Loss of GR suppresses food intake. (A) MRKO fish lacks MR, while GR activation by cortisol treatment reduces the food consumed (control groups of both genotype had 12–18 fish and the cortisol group had 4–7 fish). *Significantly different from the control (2-way ANOVA; P < 0.001). (B) In fish lacking GR (GRKO) also the food intake was reduced (n = 8). Values are means ± SEM. ns—not significant; *(P < 0.05); ****(P < 0.0001).

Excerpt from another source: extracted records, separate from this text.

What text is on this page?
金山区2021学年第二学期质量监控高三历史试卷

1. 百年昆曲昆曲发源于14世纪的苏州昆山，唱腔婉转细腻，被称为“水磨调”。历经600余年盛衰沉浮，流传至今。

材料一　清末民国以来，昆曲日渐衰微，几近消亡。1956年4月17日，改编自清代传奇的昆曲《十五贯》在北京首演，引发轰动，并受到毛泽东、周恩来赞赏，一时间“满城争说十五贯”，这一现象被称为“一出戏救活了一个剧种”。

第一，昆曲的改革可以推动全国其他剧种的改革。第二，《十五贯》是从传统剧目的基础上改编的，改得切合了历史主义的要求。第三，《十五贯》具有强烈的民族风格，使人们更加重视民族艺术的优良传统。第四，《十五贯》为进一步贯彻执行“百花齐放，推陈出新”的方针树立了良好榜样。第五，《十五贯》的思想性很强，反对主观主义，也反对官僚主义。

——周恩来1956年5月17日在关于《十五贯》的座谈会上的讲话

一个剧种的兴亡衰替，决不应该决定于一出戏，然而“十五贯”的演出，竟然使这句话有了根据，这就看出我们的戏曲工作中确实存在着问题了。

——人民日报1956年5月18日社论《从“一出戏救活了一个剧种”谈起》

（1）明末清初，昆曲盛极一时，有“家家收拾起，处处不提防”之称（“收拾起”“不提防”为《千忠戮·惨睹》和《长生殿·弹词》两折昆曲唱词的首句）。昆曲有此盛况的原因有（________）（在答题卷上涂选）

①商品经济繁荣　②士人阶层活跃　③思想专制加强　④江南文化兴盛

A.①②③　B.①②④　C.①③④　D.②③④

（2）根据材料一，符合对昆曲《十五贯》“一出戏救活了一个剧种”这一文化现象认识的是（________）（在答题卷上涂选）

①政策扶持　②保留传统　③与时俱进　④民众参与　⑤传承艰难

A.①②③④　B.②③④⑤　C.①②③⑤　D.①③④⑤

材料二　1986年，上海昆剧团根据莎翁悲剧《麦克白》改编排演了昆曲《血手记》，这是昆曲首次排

Loss of GR increases brain glucose uptake. (A) GRKO fish had significantly higher uptake of the fluorescent glucose analogue 2-NBDG in the brain than the WT. (B) The transcript levels of slc2a1a, slc2a1b and slc2a2 in the brain was lower in the GRKO fish compared to the WT, but the expression of slc2a3a and slc2a12 remained unchanged. (C) Loss of GR did not change the ratio of phosphorylated to total AMPK (M.W. 62 kDa) in the brain. (D) GRKO fish had significantly higher brain mass compared to the WT. E. Brain protein concentration was significantly higher in the GRKO fish compared to WT. Values are means ± SEM (Relative fluorescence units; RFU n = 5–6; Transcript abundance n = 6; AMPK expression n = 9; Brain wet weight n = 9; Brain protein concentration n = 7–9). ns—not significant; *(P < 0.05); **(P < 0.01).

Loss of GR affects brain Akt phosphorylation. (A) Whole-body insulin levels remained unchanged in the GRKO fish compared to WT. (B) The transcript levels of the insulin receptor genes in the brain remained unchanged in GRKO fish compared to WT. (C) Loss of GR significantly decreased the ratio of phosphorylated to total Akt (M.W. 60 kDa) in the brain. (D) redd1 mRNA levels significantly decreased in the brain of GRKO fish compared to WT. E. The phosphorylation of mTOR (M.W. 289 kDa) remained unchanged when compared to the WT. Values are means ± SEM (Whole-body insulin n = 6; Protein expression n = 6–9; Transcript abundance n = 6). ns—not significant; *(P < 0.05); **(P < 0.01).